In a statement, the Interior Department indicated it will defend the law.

"Congress determined that 'an alarmingly high percentage of (Indian) children' were subjected to 'unwarranted' removal from their homes and that a federal law was needed to protect Indian children," Kevin K. Washburn, assistant secretary for Indian affairs, said in a statement. The law is still needed today, he said, because it protects the best interests of Indian children.

But the Goldwater Institute argues the law does exactly the opposite, and it details the case of two foster families whose plans to adopt a child with Native American ancestry have been thwarted by the federal law.

In one case, a 4-year-old boy who is a member of the Navajo Nation, or is eligible for tribal enrollment, has been living with a foster family for most of his life. His birth mother approves of the child's adoption by an Arizona couple, but under the terms of the Indian Child Welfare Act, the tribe has asserted its right to place the boy with a Navajo family.

Various proposed placements have failed, the suit states, resulting in the child having to "leave the security of his home and visit with strangers solely because he was born with Indian ancestry." This has caused "significant emotional and psychological harm," the suit alleges.

In the other case cited in the lawsuit, a 10-month-old girl has been living with a non-Native American foster family since birth, after DCS removed her from her home because she had been exposed to drugs by her birth mother. A state court severed her parents' rights to the child.

The little girl is eligible for enrollment in the Gila River Indian Community, or may already be a tribal member, the suit states. That blocks the family from adopting her, because the Indian Child Welfare Act gives precedence to the tribe, and the Gila River government has said it will likely ask the state court to transfer the child's case to their tribal court.

Gila River Gov. Stephen Roe Lewis said state and tribal courts work together to look out for a child's best interest, and disputed the notion that federal law puts Native American children in harm's way.

"The suggestion that Indian tribes, including the Gila River Indian Community, do not act in the best interests of the children involved in these cases is untrue and offensive," Lewis said in a statement. "The exact opposite is true."

Lewis argued there have been thousands of "success stories" involving Native American children who have been happily placed with tribal families, and he charged the lawsuit is the latest attack from "the non-Indian adoption industry."

The lawsuit notes that some tribes can accept people for enrollment with little or even no Native American blood. The suit does not extend toNative American children living on reservations, where tribal courts have jurisdiction.

Relief from the federal requirements could provide permanent housing for some of the Native American children in Arizona living in out-of-home placements. As of last September, there were 1,336 such children, the suit states, citing the latest DCS data.

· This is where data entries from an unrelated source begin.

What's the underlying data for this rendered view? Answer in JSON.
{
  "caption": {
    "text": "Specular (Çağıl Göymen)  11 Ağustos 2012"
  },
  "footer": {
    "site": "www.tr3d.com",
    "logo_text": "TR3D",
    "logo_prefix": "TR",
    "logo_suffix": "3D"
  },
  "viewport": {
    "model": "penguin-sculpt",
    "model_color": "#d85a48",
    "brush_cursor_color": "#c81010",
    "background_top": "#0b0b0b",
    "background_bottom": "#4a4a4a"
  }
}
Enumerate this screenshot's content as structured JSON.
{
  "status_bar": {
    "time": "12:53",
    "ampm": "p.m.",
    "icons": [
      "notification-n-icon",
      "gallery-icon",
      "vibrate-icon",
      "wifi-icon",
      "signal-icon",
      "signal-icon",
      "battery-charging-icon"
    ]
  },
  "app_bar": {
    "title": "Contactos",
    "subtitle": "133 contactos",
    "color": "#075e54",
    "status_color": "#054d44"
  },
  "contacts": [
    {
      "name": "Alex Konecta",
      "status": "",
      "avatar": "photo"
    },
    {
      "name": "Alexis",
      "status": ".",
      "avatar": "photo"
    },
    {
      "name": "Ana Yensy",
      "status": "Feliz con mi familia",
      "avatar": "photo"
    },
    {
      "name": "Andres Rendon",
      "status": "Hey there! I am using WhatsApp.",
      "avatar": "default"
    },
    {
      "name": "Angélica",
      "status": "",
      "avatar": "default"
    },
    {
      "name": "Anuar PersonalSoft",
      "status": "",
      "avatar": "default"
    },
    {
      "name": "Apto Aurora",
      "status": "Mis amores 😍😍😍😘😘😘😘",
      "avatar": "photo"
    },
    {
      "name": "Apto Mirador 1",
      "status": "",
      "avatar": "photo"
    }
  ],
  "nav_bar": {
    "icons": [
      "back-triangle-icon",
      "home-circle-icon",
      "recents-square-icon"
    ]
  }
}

The suit names six counts for relief, including violation of the equal-protections guarantees of the Fifth Amendment to the U.S. Constitution, violation of due-process rights and violation of the First Amendment's guarantee of freedom of association.

The suit asks the court to declare certain provisions of the act unconstitutional, particularly new guidelines issued earlier this year, and to award attorneys' fees to the plaintiffs.